The country’s biggest cigarette maker, ITC Ltd, posted a fourth quarter (Q4) net profit of Rs650.69 crore, up 14.6% from the year-ago period as sales rose 24.5% to Rs3,466 crore.
Analysts said they were disappointed with the performance as the Q4 pace was slower than the first nine months.
“Hotels and agri-business performance are below expectations,” said Sandeep Nanda at Sharekhan Ltd. He estimated that the lower margins were due to the firming up of the rupee during the last quarter. “This seems to have hit the hotels business as well as the company’s earnings from agricultural exports,” he added.
Abhijit Kundu, a researcher at Prabhudhas Leeladhar Pvt Ltd, attributed the lower-than-expected margins to the higher marketing expenditure incurred on cigarettes and non-cigarette fast moving consumer goods (FMCG) division.
For the year, ITC saw its net profit climb by 20.8%, propped up by better performance in its non-cigarette businesses. The company’s board approved a plan to consolidate a part of its FMCG business under the new strategic business of home and personal care products.
The company’s net profit stood at Rs2,700 crore up from Rs2,235 crore in the previous year. Gross income rose 20.18% to Rs19,842 crore from Rs16,511 crore.
The cigarette maker, which pays heavy excise duty in its line of business, reported sales of Rs12,369 crore, about 26% higher than the previous year’s Rs9,790 crore.
Though cigarettes continue to contribute most to ITC’s bottom line, its share mildly slipped to 82.15% of the profit compared with the previous year’s figure of 83.67%. This was primarily enabled by the hotels and agri-business division, which contributed more to the bottom line.
Hotels, with an almost 36% higher margin of Rs350.75 crore, pitched 9.08% (7.97% previous year) to the company’s profits. The agri-business division, which registered a similar growth, contributed 3.2% (2.80% previous year) to the profit.

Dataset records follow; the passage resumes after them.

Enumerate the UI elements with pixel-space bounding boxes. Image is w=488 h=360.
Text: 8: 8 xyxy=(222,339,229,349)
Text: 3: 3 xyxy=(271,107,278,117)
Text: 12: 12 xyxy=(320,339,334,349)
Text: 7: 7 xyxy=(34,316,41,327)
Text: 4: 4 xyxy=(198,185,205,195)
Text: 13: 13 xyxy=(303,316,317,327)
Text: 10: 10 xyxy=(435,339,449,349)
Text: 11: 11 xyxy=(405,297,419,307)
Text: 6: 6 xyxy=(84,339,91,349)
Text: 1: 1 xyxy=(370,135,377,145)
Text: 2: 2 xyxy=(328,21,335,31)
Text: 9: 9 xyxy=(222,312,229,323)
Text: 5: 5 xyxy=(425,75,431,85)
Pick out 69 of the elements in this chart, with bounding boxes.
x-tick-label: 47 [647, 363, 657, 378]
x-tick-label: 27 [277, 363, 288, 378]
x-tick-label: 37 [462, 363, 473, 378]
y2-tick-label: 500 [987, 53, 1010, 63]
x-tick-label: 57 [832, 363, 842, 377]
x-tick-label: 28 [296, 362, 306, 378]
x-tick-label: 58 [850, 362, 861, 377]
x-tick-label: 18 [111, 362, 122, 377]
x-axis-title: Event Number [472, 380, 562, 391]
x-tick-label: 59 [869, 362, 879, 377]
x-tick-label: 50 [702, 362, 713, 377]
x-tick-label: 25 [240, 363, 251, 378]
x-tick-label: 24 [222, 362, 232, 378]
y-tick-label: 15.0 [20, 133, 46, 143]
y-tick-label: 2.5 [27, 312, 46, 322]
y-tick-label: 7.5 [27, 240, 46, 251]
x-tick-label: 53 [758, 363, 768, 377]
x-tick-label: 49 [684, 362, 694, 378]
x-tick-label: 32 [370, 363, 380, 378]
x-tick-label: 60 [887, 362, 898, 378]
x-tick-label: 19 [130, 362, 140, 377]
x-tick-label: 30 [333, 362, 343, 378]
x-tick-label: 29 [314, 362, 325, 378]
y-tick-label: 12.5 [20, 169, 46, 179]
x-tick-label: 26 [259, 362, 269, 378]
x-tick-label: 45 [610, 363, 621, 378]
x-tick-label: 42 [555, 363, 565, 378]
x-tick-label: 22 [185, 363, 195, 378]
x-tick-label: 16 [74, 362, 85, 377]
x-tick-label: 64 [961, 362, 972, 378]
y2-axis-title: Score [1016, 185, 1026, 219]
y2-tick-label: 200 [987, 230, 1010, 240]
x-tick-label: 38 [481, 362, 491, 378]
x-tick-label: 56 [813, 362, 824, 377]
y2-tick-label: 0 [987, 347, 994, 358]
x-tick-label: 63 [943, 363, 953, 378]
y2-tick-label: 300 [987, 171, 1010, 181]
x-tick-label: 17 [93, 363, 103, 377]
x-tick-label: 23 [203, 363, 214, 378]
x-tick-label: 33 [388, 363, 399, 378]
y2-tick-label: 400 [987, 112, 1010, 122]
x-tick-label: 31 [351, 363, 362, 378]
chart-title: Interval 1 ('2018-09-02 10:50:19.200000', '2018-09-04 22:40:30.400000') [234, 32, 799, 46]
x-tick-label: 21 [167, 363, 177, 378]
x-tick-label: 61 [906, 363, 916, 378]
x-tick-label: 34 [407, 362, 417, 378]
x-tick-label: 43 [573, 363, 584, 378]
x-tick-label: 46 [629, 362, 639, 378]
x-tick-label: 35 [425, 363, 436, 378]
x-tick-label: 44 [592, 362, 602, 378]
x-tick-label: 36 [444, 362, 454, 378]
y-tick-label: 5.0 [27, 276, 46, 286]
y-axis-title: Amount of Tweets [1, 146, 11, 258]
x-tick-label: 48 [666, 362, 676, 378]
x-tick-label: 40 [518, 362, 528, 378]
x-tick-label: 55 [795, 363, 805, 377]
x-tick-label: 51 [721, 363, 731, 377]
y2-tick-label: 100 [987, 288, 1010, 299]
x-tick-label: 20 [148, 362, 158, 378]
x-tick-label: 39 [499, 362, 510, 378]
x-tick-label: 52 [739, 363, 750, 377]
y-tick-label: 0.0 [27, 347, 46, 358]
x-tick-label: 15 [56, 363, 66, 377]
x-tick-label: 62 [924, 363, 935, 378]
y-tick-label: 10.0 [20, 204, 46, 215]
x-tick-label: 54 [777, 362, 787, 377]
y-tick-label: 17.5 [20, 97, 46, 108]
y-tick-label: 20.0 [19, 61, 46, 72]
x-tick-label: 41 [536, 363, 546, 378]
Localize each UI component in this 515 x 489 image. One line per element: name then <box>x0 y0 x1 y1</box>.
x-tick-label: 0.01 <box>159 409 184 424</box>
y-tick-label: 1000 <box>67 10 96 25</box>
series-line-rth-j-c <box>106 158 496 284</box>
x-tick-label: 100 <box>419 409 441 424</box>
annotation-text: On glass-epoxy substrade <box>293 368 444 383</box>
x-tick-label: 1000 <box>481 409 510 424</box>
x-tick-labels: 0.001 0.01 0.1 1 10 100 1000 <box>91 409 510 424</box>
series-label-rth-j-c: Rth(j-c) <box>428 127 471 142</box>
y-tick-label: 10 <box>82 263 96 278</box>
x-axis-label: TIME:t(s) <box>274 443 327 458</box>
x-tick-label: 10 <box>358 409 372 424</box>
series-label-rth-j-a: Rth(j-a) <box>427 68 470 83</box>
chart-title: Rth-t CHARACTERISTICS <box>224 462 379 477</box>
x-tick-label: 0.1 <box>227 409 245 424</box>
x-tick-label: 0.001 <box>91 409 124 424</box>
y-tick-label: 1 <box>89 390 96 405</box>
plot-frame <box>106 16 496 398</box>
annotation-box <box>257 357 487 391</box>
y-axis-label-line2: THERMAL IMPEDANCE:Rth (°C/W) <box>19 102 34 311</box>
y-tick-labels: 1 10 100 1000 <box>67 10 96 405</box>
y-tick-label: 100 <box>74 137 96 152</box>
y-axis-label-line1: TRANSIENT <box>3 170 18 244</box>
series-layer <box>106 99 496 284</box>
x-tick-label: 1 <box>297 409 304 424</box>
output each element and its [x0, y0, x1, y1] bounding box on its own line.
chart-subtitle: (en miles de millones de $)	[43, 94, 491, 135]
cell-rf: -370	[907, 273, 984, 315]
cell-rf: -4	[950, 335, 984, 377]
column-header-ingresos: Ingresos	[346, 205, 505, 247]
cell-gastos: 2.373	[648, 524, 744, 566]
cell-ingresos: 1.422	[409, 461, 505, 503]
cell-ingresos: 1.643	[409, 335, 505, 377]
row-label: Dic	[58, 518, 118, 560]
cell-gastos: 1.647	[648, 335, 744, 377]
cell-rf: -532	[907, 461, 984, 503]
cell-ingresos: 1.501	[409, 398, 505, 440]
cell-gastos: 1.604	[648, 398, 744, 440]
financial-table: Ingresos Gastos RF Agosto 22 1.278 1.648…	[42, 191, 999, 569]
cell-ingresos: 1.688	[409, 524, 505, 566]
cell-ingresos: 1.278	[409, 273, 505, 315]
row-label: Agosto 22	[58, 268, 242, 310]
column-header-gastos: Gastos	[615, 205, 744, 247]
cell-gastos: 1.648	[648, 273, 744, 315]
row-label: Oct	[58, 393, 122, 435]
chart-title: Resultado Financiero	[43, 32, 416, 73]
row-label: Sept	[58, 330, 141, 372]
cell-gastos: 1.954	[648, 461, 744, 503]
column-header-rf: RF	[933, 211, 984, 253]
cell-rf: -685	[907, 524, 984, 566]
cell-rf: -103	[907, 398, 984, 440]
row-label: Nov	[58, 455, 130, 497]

ITC, which has already got three businesses in the consumer segment, namely the stationary business, including greeting cards and gift items, incense sticks and match sticks, is now planning to consolidate them along with the personal care products line it kicked off with Essenza Di Wills. The company voiced concern about cigarettes being brought under the ambit of VAT (value-added tax) by the states at a rate of 12.5%, with no reduction in excise duties collected in lieu of state-level sales tax. ITC’s board recommended a dividend of Rs3.10 per ordinary share of Re1 each.